Nächste Gespräche am 7. Januar Caritas: Dritte Tarifverhandlung endet ohne Einigung

Caritas-Arbeitgeber und Arbeitnehmer konnten sich auch in der dritten Verhandlungsrunde nicht einigen. Foto: Michael GründelCaritas-Arbeitgeber und Arbeitnehmer konnten sich auch in der dritten Verhandlungsrunde nicht einigen. Foto: Michael Gründel

Osnabrück. Caritas-Arbeitgeber und Mitarbeiter in Niedersachsen und Bremen haben sich auch in der dritten Verhandlungsrunde nicht einigen können. Der Gesprächsmarathon für die rund 42.0000 Beschäftigen in der Caritas-Region Nord endeten in der Nacht zum Dienstag ergebnislos. Die Verhandlungen werden am 7. Januar in Hannover fortgesetzt.

Die Mitarbeiter boten eine zeitliche Verschiebung der bundesweit vereinbarten Tariferhöhung für alle Beschäftigten an, um die Altenhilfe zu entlasten . Die Arbeitgeber rückten von ihrem Antrag ab, für die Beschäftigten in der stationären Altenhilfe eine sogenannte Spartenregelung zu vereinbaren, so dass es keine regelmäßige Gehaltsanhebung nach Berufsjahren gegeben hätte. Die Caritas-Arbeitgeber hielten aber an ihrer Forderung fest, die Tarifentwicklung für die 6.000 Mitarbeiter in den stationären Einrichtungen der Altenhilfe in Niedersachsen und Bremen gesondert zu regeln. Außerdem forderten sie eine Nullrunde in diesem Jahr.

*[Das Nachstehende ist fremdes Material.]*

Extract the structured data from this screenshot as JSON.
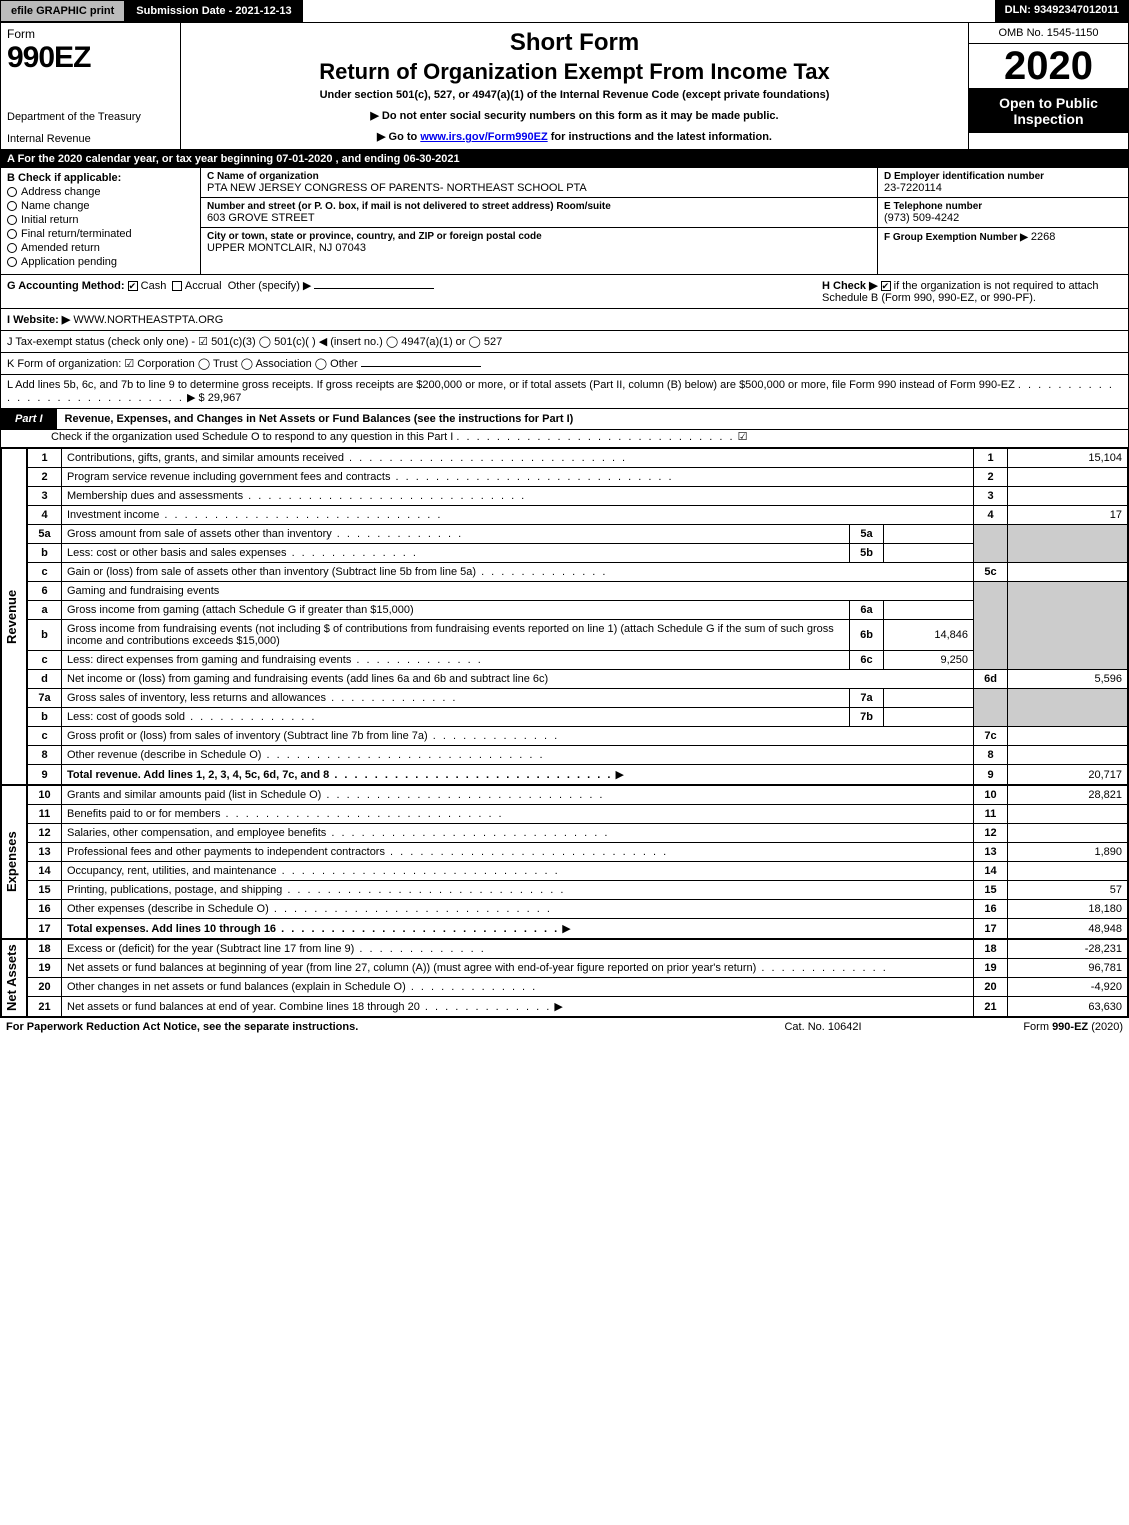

„Zu jedem Zeitpunkt zu einer Lösung bereit“

„Die Mitarbeiterseite war zu jedem Zeitpunkt zu einer Lösung bereit, die solidarisch die Lasten auf alle Mitarbeiter verteilt“, erklärte Alfred Sliwinski, Vertreter der Arbeitnehmer. Der Verhandlungsführer der Dienstgeber, Werner Negwer, bedauerte, dass es nicht zu einer Einigung kam. „Die Dienstgeberseite hat deutlich das Interesse, den zähen Verhandlungsprozess zu Ende zu führen.“ Daher sei man der Forderung der nachgekommen, von einer Spartenregelung für die stationäre Altenhilfe abzusehen.

„Signal nicht gewürdigt“

„Dieses Signal ist leider von der Mitarbeiterseite nicht gewürdigt worden“, erklärte Negwer. Die Arbeitnehmer erklärten dagegen, die körperlich und psychisch schwierige Arbeit in der Pflege müsse sich auch in der Vergütung der Caritasbeschäftigten wiederfinden.

Streit um Zeitpunkt der Gehaltssteigerung

Das Angebot der Dienstgeber orientierte sich im Wesentlichen an den Eckpunkten der Caritas-Bundesebene. Demnach ist eine Gehaltssteigerung von 5,4 Prozent in zei Stufen vorgesehen, allerdings zeitlich versetzt. Anstelle einer Umsetzung in zwei Stufen rückwirkend zum 1. Juli 2014 und zum 1. März 2015 votierten die Dienstgeber für eine Verschiebung auf den 1. Januar 2015 und den 1. Oktober 2015. Die zweite Anhebung sollte für die stationäre Altenhilfe wegen der Konkurrenz zu den privaten Anbietern auf den 1. Januar 2016 verschoben werden.

Die Mitarbeiter wollten die Zeitpunkte für die Gehaltssteigerung auf den 1. November 2014 und den 1. April 2015 verlegen. „Dies hilft uns nicht, die schwierige Situation zu bewältigen“, erklärte Negwer.

Wenn sich Dienstgeber und Mitarbeiter am 7. Januar in Hannover nicht einigen, wird der Vermittlungsausschuss angerufen.


In der Regionalkommission Nord der Caritas verhandeln je sechs Vertreter von Dienstgeber- und Mitarbeiterseite (so heißen bei der Caritas Arbeitgeber und Arbeitnehmer). Das Gremium ist zuständig für die Bistümer Osnabrück, Hildesheim und den Offizialatsbeirk Oldenburg (das ist der niedersächsische Teil des Bistums Münster). In diesem Bereich arbeiten nach Caritas-Angaben rund 42.000 Mitarbeiter, davon etwa 6000 in der Altenhilfe.